KATRINA’S TRUANCY PROBLEM
Nearly 20,000 young evacuees are in area schools. But many families are too overwhelmed to focus on keeping them there.
— reported by the Houston Chronicle
Houston-area schools have taken in nearly 20,000 evacuee children since Hurricane Katrina struck Aug. 29 and Hurricane Rita three weeks later. But no one can say how many families exist who, perhaps overwhelmed by their circumstances, are struggling with some basic needs while neglecting another one: education.
“The combination of everything the kids have gone through — all the complexities in moving to the city, the standards being so much higher (in Texas), them being so far behind and them missing so much school — yes, I think there is going to be a huge dropout situation,” warned Gary Robichaux, principal of New Orleans West, or NOW, College Preparatory School, which opened in Houston several weeks after Katrina. “And especially the kids that stay in Houston. This might end up being an issue for Houston.”
Immediately after the hurricanes, city and school officials were diligent about encouraging evacuee parents to enroll their children as soon as possible to give them a sense of normalcy and to make sure they didn’t fall behind, said City Councilman Adrian Garcia, who chairs the council’s Public Safety Committee.
Reports of fights between Houston and New Orleans students caused some anxiety in parents, he added, “and now that things have settled down a bit it is imperative that the families continue to support the process that we put in place to make sure that the kids continue with education and make sure they are enrolled and are in school.”
Garcia said both students and their parent or guardian could be subject to truancy tickets or daytime curfew tickets.
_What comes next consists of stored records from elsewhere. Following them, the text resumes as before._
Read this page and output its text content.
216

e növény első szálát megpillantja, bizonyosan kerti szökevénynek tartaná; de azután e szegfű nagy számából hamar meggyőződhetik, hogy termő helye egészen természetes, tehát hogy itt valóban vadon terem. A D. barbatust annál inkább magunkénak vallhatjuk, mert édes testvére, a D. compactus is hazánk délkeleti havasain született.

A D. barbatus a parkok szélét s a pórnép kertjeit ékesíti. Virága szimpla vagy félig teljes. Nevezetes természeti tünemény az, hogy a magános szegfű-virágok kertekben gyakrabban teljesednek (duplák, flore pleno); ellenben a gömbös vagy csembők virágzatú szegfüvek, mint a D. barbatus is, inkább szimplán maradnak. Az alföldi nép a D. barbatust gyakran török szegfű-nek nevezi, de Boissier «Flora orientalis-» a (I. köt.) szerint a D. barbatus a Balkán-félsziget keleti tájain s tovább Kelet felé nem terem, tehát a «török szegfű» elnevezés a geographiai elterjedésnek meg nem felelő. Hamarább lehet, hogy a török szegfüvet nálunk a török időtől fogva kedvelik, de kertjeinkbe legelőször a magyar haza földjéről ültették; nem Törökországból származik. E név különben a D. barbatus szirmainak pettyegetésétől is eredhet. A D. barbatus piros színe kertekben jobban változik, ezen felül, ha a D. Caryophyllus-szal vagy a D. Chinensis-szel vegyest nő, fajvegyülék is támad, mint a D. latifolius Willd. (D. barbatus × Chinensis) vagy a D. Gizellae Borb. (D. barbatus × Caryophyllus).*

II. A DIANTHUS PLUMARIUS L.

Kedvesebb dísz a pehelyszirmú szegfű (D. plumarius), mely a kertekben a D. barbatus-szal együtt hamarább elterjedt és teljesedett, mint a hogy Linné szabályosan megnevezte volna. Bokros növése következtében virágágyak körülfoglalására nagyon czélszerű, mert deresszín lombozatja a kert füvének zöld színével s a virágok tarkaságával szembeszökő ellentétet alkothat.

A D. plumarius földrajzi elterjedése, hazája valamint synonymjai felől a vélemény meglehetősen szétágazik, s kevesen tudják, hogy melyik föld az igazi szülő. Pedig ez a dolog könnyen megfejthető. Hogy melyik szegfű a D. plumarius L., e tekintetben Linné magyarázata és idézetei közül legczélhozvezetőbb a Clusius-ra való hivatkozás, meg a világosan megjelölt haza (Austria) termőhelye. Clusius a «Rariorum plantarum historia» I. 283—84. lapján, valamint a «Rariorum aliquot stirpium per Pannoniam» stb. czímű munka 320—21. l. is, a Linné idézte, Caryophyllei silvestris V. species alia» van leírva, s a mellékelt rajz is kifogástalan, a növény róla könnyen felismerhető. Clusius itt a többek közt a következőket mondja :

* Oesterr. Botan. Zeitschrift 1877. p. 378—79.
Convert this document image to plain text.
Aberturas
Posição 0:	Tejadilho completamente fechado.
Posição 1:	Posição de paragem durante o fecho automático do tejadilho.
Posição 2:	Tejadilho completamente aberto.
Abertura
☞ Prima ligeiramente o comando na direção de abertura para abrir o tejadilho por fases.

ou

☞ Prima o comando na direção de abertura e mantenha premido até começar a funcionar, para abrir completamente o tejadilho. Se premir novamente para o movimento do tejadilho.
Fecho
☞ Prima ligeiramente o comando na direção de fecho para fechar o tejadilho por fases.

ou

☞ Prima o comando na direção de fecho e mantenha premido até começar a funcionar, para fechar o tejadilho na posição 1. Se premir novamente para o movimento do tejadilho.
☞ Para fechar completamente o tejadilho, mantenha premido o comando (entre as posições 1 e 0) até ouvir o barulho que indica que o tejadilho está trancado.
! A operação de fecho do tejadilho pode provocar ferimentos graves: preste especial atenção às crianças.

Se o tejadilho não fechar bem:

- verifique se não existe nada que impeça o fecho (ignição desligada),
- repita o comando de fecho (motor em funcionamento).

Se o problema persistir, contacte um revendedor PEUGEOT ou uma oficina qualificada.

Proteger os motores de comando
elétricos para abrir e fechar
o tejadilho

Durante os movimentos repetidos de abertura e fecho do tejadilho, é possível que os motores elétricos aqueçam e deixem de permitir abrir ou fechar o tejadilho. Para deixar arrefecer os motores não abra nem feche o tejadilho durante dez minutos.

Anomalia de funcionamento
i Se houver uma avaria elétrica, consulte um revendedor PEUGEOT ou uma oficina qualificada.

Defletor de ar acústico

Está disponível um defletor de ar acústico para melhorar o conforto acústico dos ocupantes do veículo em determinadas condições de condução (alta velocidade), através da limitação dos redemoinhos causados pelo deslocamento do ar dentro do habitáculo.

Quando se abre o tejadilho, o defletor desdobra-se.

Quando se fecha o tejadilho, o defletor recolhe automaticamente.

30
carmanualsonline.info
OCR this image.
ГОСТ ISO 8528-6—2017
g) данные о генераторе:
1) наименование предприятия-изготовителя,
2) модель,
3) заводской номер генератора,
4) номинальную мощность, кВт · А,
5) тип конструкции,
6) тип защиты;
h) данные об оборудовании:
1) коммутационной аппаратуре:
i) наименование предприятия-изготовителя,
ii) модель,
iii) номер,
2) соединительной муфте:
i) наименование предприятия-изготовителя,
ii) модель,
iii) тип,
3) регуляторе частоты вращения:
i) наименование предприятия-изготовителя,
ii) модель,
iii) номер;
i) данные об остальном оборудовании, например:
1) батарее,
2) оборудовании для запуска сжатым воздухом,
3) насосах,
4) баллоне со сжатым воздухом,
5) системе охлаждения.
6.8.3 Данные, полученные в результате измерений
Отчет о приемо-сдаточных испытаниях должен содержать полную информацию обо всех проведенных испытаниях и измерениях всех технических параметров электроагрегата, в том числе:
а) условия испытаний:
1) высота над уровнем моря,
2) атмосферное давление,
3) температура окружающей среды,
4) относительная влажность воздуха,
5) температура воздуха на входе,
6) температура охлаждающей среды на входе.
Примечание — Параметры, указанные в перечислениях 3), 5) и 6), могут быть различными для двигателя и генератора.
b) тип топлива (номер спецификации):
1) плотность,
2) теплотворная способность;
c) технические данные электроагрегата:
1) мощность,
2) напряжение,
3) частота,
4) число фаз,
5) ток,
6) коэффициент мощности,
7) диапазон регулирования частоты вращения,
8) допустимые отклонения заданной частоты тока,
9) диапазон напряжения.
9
HISD spokesman Terry Abbott said dropout prevention and attendance specialists do receive referrals from schools about evacuee children who may not be attending school. Although he did not provide specific numbers of referrals made, Abbott said officials work to get those students back into school.
Harris County Judge Robert Eckels said the truancy issue has not gotten more attention, because getting people into more permanent housing is still the primary concern. After immediate needs are met, he said, “the challenge is in identifying people and helping them adjust.”